Décidément la leçon donnée par la juge Charbonneau et sa Commission d'enquête n'aura pas eu l'effet escompté sur le Parti Libéral du Québec, et pourtant en 2014, il s'agit bien des mêmes personnes qui majoritairement formaient le gouvernement Charest.

Après avoir lutté pour que cette commission n'existe pas, ils procèdent à des nominations qui ralentissent la procédure de la poursuite contre les voleurs. Ils mettent en péril l'Unité permanente anti-corruption UPAC; ils installent dans des postes stratégiques des gens qui ont démontré n'avoir aucun scrupule à contribuer à des basses oeuvres économiques, et d'autres qui souffrent d'un grave déficit d'intégrité accolé à leur manque de jugement. Est-ce que pour la mouvance libérale, tout en reconnaissant certaines exceptions telles que Robert Benoit et Benoît Pelletier, la cupidité serait la seule motivation justifiant d'obtenir le pouvoir politique pour l'assouvir? Si c'est le cas, ils ne sont tout simplement pas réformables. La pire clique de gouvernants depuis le gouvernement Gouin en 1914 ( 01 ) et en voici une image partielle.                                                                                                                                  - JosPublic

Bio au Fil du temps

  Dr Philippe Couillard président du Conseil d'administration d'Amorfix

Dr Philippe Couillard,
dans de sales draps miniers

  Philippe Couillard
au secteur privé chez PCP-Medisys

L'irréformable parti politique de Philippe Couillard

  Philippe Couillard
en Arabie Saoudite

  Les dessous de la relation Philippe Couillard-Arthur Porter

Des politiciens et politiciennes cupides et immoraux

Philippe Couillard, le nouveau chef du Parti Libéral est l'ancien "faire-valoir" de Jean Charest

 
 
Commentaire de JosPublic
 

Si pour certains et certaines le bon docteur Couillard apporte du renouveau et un vent de fraîcheur dans le paysage politique, JosPublic attire leur attention sur l'histoire du politicien qui a cautionné et applaudi à tout ce que l'on reproche à John James Charest (alias Jean Charest). Lorsque le bon docteur a fait campagne pour devenir chef du Parti Libéral du Québec, il a dit vouloir remettre le parti sur la voie du libéralisme en s'inspirant de Robert Bourassa, (le père de la privatisation, déréglementation et sous-traitance de l'État). Il n'a pas osé remonter à l'époque du vrai Libéral Jean Lesage, le père de la Révolution tranquille.  Couillard est donc plus conservateur que libéral.

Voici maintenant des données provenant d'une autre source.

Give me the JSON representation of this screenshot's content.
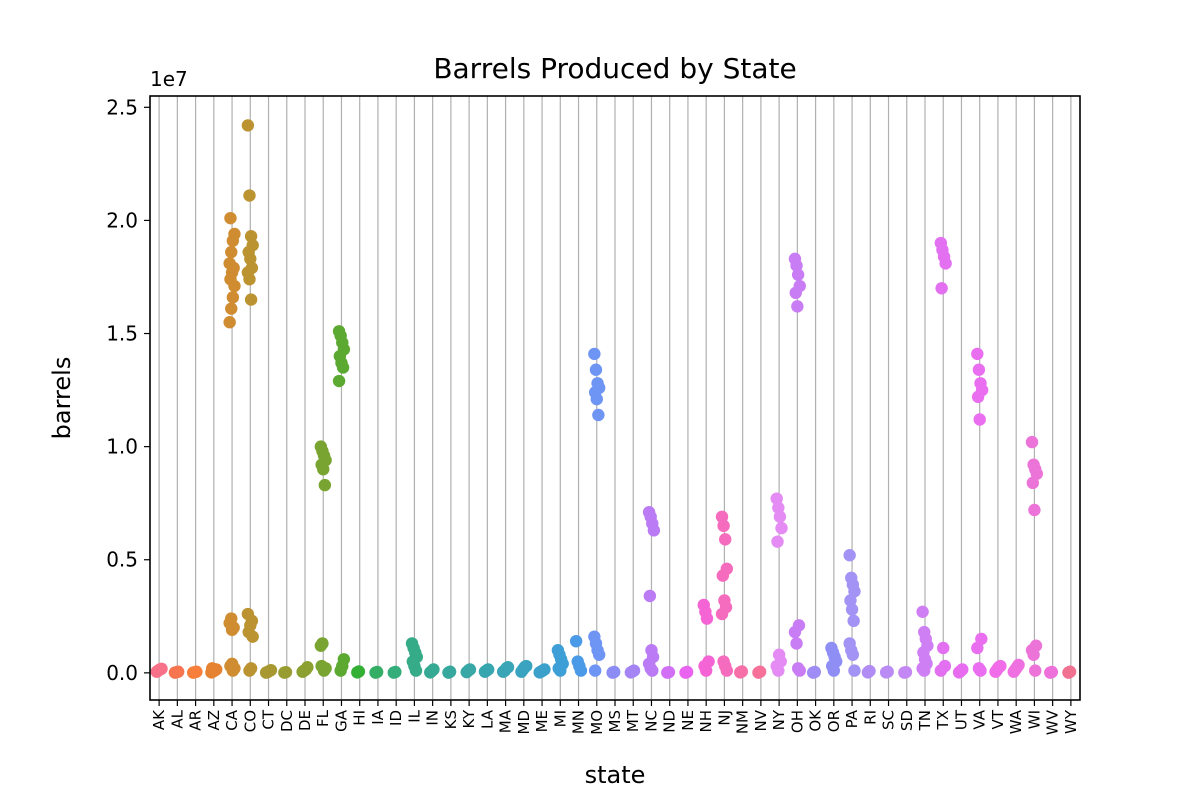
{
  "chart_data": {
    "type": "scatter",
    "title": "Barrels Produced by State",
    "xlabel": "state",
    "ylabel": "barrels",
    "y_offset_label": "1e7",
    "ylim": [
      -1200000,
      25500000
    ],
    "yticks": [
      0,
      5000000,
      10000000,
      15000000,
      20000000,
      25000000
    ],
    "ytick_labels": [
      "0.0",
      "0.5",
      "1.0",
      "1.5",
      "2.0",
      "2.5"
    ],
    "grid": "x-only",
    "categories": [
      "AK",
      "AL",
      "AR",
      "AZ",
      "CA",
      "CO",
      "CT",
      "DC",
      "DE",
      "FL",
      "GA",
      "HI",
      "IA",
      "ID",
      "IL",
      "IN",
      "KS",
      "KY",
      "LA",
      "MA",
      "MD",
      "ME",
      "MI",
      "MN",
      "MO",
      "MS",
      "MT",
      "NC",
      "ND",
      "NE",
      "NH",
      "NJ",
      "NM",
      "NV",
      "NY",
      "OH",
      "OK",
      "OR",
      "PA",
      "RI",
      "SC",
      "SD",
      "TN",
      "TX",
      "UT",
      "VA",
      "VT",
      "WA",
      "WI",
      "WV",
      "WY"
    ],
    "colors": [
      "#f77189",
      "#f7754f",
      "#f77f3b",
      "#e68332",
      "#d08c31",
      "#bb9331",
      "#a79831",
      "#999c31",
      "#8ba031",
      "#79a432",
      "#5ca932",
      "#33b034",
      "#34ae64",
      "#35ad7a",
      "#36ab88",
      "#36a994",
      "#37a89d",
      "#38a7a6",
      "#38a6ae",
      "#39a5b6",
      "#3aa3c0",
      "#3ba1ca",
      "#3d9fd6",
      "#4b9ae8",
      "#6e94f4",
      "#8c8df4",
      "#a584f4",
      "#bb7bf4",
      "#d170f4",
      "#ea63f0",
      "#f564d4",
      "#f56bbd",
      "#f66fa8",
      "#f77099",
      "#e48cf4",
      "#c97df4",
      "#9f8cf4",
      "#8f8ef4",
      "#a393f4",
      "#b08cf4",
      "#ba8bf4",
      "#c488f4",
      "#cf7ff4",
      "#e36ff1",
      "#e86cf0",
      "#ea6ef0",
      "#f06ce8",
      "#ef70e0",
      "#ec74d8",
      "#ee70da",
      "#f17190"
    ],
    "series": [
      {
        "name": "AK",
        "values": [
          50000,
          100000,
          150000,
          180000
        ]
      },
      {
        "name": "AL",
        "values": [
          10000,
          30000,
          50000
        ]
      },
      {
        "name": "AR",
        "values": [
          10000,
          30000,
          50000
        ]
      },
      {
        "name": "AZ",
        "values": [
          20000,
          60000,
          100000,
          150000,
          200000
        ]
      },
      {
        "name": "CA",
        "values": [
          15500000,
          16100000,
          16600000,
          17100000,
          17400000,
          17700000,
          17900000,
          18100000,
          18600000,
          19100000,
          19400000,
          20100000,
          1900000,
          2000000,
          2200000,
          2400000,
          100000,
          200000,
          300000,
          400000
        ]
      },
      {
        "name": "CO",
        "values": [
          24200000,
          21100000,
          19300000,
          18900000,
          18600000,
          18300000,
          17900000,
          17700000,
          17400000,
          16500000,
          1600000,
          1800000,
          2100000,
          2300000,
          2600000,
          100000,
          200000
        ]
      },
      {
        "name": "CT",
        "values": [
          10000,
          40000,
          80000,
          120000
        ]
      },
      {
        "name": "DC",
        "values": [
          10000,
          30000
        ]
      },
      {
        "name": "DE",
        "values": [
          50000,
          100000,
          150000,
          250000
        ]
      },
      {
        "name": "FL",
        "values": [
          10000000,
          9800000,
          9600000,
          9400000,
          9200000,
          9000000,
          8300000,
          1200000,
          1300000,
          100000,
          200000,
          300000
        ]
      },
      {
        "name": "GA",
        "values": [
          15100000,
          14900000,
          14600000,
          14300000,
          14000000,
          13700000,
          13500000,
          12900000,
          100000,
          300000,
          600000
        ]
      },
      {
        "name": "HI",
        "values": [
          20000,
          60000
        ]
      },
      {
        "name": "IA",
        "values": [
          10000,
          40000
        ]
      },
      {
        "name": "ID",
        "values": [
          10000,
          40000
        ]
      },
      {
        "name": "IL",
        "values": [
          1300000,
          1100000,
          900000,
          700000,
          500000,
          300000,
          100000
        ]
      },
      {
        "name": "IN",
        "values": [
          20000,
          80000,
          150000
        ]
      },
      {
        "name": "KS",
        "values": [
          10000,
          50000
        ]
      },
      {
        "name": "KY",
        "values": [
          30000,
          100000,
          150000
        ]
      },
      {
        "name": "LA",
        "values": [
          50000,
          100000,
          150000
        ]
      },
      {
        "name": "MA",
        "values": [
          50000,
          100000,
          200000,
          250000
        ]
      },
      {
        "name": "MD",
        "values": [
          50000,
          150000,
          250000,
          300000
        ]
      },
      {
        "name": "ME",
        "values": [
          20000,
          60000,
          100000,
          150000
        ]
      },
      {
        "name": "MI",
        "values": [
          1000000,
          800000,
          600000,
          400000,
          200000,
          100000
        ]
      },
      {
        "name": "MN",
        "values": [
          1400000,
          500000,
          300000,
          100000
        ]
      },
      {
        "name": "MO",
        "values": [
          14100000,
          13400000,
          12800000,
          12600000,
          12400000,
          12100000,
          11400000,
          1600000,
          1300000,
          1000000,
          800000,
          100000
        ]
      },
      {
        "name": "MS",
        "values": [
          10000,
          40000
        ]
      },
      {
        "name": "MT",
        "values": [
          20000,
          60000,
          100000
        ]
      },
      {
        "name": "NC",
        "values": [
          7100000,
          6900000,
          6600000,
          6300000,
          3400000,
          1000000,
          700000,
          400000,
          200000,
          100000
        ]
      },
      {
        "name": "ND",
        "values": [
          10000,
          30000
        ]
      },
      {
        "name": "NE",
        "values": [
          10000,
          40000
        ]
      },
      {
        "name": "NH",
        "values": [
          3000000,
          2700000,
          2400000,
          500000,
          300000,
          100000
        ]
      },
      {
        "name": "NJ",
        "values": [
          6900000,
          6500000,
          5900000,
          4600000,
          4300000,
          3200000,
          2900000,
          2600000,
          500000,
          300000,
          100000
        ]
      },
      {
        "name": "NM",
        "values": [
          20000,
          60000
        ]
      },
      {
        "name": "NV",
        "values": [
          10000,
          50000
        ]
      },
      {
        "name": "NY",
        "values": [
          7700000,
          7300000,
          6900000,
          6400000,
          5800000,
          800000,
          500000,
          300000,
          100000
        ]
      },
      {
        "name": "OH",
        "values": [
          18300000,
          18000000,
          17600000,
          17100000,
          16800000,
          16200000,
          2100000,
          1800000,
          1300000,
          200000,
          100000
        ]
      },
      {
        "name": "OK",
        "values": [
          10000,
          40000
        ]
      },
      {
        "name": "OR",
        "values": [
          1100000,
          900000,
          700000,
          500000,
          300000,
          100000
        ]
      },
      {
        "name": "PA",
        "values": [
          5200000,
          4200000,
          3900000,
          3600000,
          3200000,
          2800000,
          2300000,
          1300000,
          1000000,
          800000,
          100000
        ]
      },
      {
        "name": "RI",
        "values": [
          20000,
          80000
        ]
      },
      {
        "name": "SC",
        "values": [
          20000,
          50000
        ]
      },
      {
        "name": "SD",
        "values": [
          10000,
          30000
        ]
      },
      {
        "name": "TN",
        "values": [
          2700000,
          1800000,
          1500000,
          1200000,
          900000,
          600000,
          400000,
          200000,
          100000
        ]
      },
      {
        "name": "TX",
        "values": [
          19000000,
          18700000,
          18400000,
          18100000,
          17000000,
          1100000,
          300000,
          100000
        ]
      },
      {
        "name": "UT",
        "values": [
          20000,
          80000,
          150000
        ]
      },
      {
        "name": "VA",
        "values": [
          14100000,
          13400000,
          12800000,
          12500000,
          12200000,
          11200000,
          1500000,
          1100000,
          200000,
          100000
        ]
      },
      {
        "name": "VT",
        "values": [
          50000,
          150000,
          250000,
          300000
        ]
      },
      {
        "name": "WA",
        "values": [
          50000,
          150000,
          250000,
          350000
        ]
      },
      {
        "name": "WI",
        "values": [
          10200000,
          9200000,
          9000000,
          8800000,
          8400000,
          7200000,
          1200000,
          1000000,
          800000,
          100000
        ]
      },
      {
        "name": "WV",
        "values": [
          10000,
          40000
        ]
      },
      {
        "name": "WY",
        "values": [
          10000,
          50000
        ]
      }
    ]
  }
}
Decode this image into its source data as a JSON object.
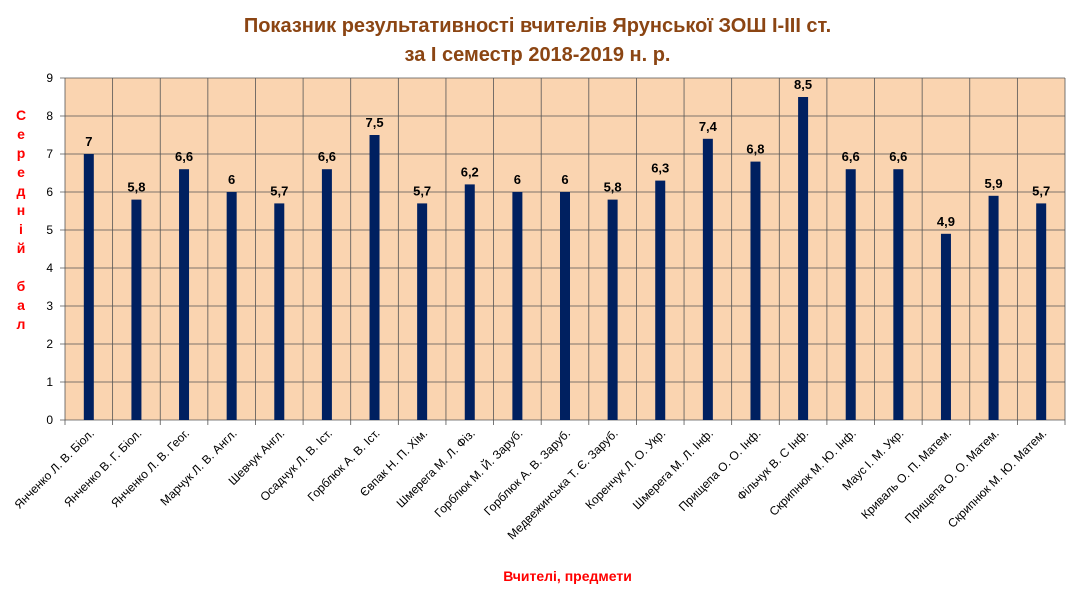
{
  "chart_data": {
    "type": "bar",
    "title_lines": [
      "Показник результативності вчителів Ярунської ЗОШ І-ІІІ ст.",
      "за І семестр 2018-2019 н. р."
    ],
    "xlabel": "Вчителі, предмети",
    "ylabel": "Середній бал",
    "ylabel_lines": [
      "С",
      "е",
      "р",
      "е",
      "д",
      "н",
      "і",
      "й",
      "",
      "б",
      "а",
      "л"
    ],
    "ylim": [
      0,
      9
    ],
    "yticks": [
      0,
      1,
      2,
      3,
      4,
      5,
      6,
      7,
      8,
      9
    ],
    "grid": true,
    "categories": [
      "Янченко Л. В. Біол.",
      "Янченко В. Г. Біол.",
      "Янченко Л. В. Геог.",
      "Марчук Л. В. Англ.",
      "Шевчук Англ.",
      "Осадчук Л. В. Іст.",
      "Горблюк А. В. Іст.",
      "Євпак Н. П. Хім.",
      "Шмерега М. Л. Фіз.",
      "Горблюк М. Й. Заруб.",
      "Горблюк А. В. Заруб.",
      "Медвежинська Т. Є. Заруб.",
      "Коренчук Л. О. Укр.",
      "Шмерега М. Л. Інф.",
      "Прищепа О. О. Інф.",
      "Фільчук В. С Інф.",
      "Скрипнюк М. Ю. Інф.",
      "Маус І. М. Укр.",
      "Криваль О. П. Матем.",
      "Прищепа О. О. Матем.",
      "Скрипнюк М. Ю. Матем."
    ],
    "values": [
      7,
      5.8,
      6.6,
      6,
      5.7,
      6.6,
      7.5,
      5.7,
      6.2,
      6,
      6,
      5.8,
      6.3,
      7.4,
      6.8,
      8.5,
      6.6,
      6.6,
      4.9,
      5.9,
      5.7
    ],
    "value_labels": [
      "7",
      "5,8",
      "6,6",
      "6",
      "5,7",
      "6,6",
      "7,5",
      "5,7",
      "6,2",
      "6",
      "6",
      "5,8",
      "6,3",
      "7,4",
      "6,8",
      "8,5",
      "6,6",
      "6,6",
      "4,9",
      "5,9",
      "5,7"
    ],
    "colors": {
      "bar": "#002060",
      "plot_background": "#FAD4B0",
      "gridline": "#555555",
      "title": "#8B4513",
      "axis_title": "#ff0000"
    }
  }
}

Il n'a pas vraiment changé l'équipe du Parti Libéral du Québec, 36 de ses candidats.tes à l'élection du 7 avril 2014 ont voté au moins 11 fois contre la tenue d'une commission d'enquête sur la corruption dans l'industrie de la Construction. Pire: dans le domaine de la santé il cautionne Gaétan Barrette, un lobbyiste président de la Fédération des médecins spécialistes du Québec qui s'est enrichi en jouant sur les deux tableaux de la santé publique et privée.


Commentaire de
JosPublic

Lorsque Philippe Couillard était au pouvoir, ses quelques coups de gueule en divergence avec son chef ne portaient pas sur des orientations fondamentales mais sur des détails tels que le lieu de construction d'un nouvel hôpital francophone à Montréal.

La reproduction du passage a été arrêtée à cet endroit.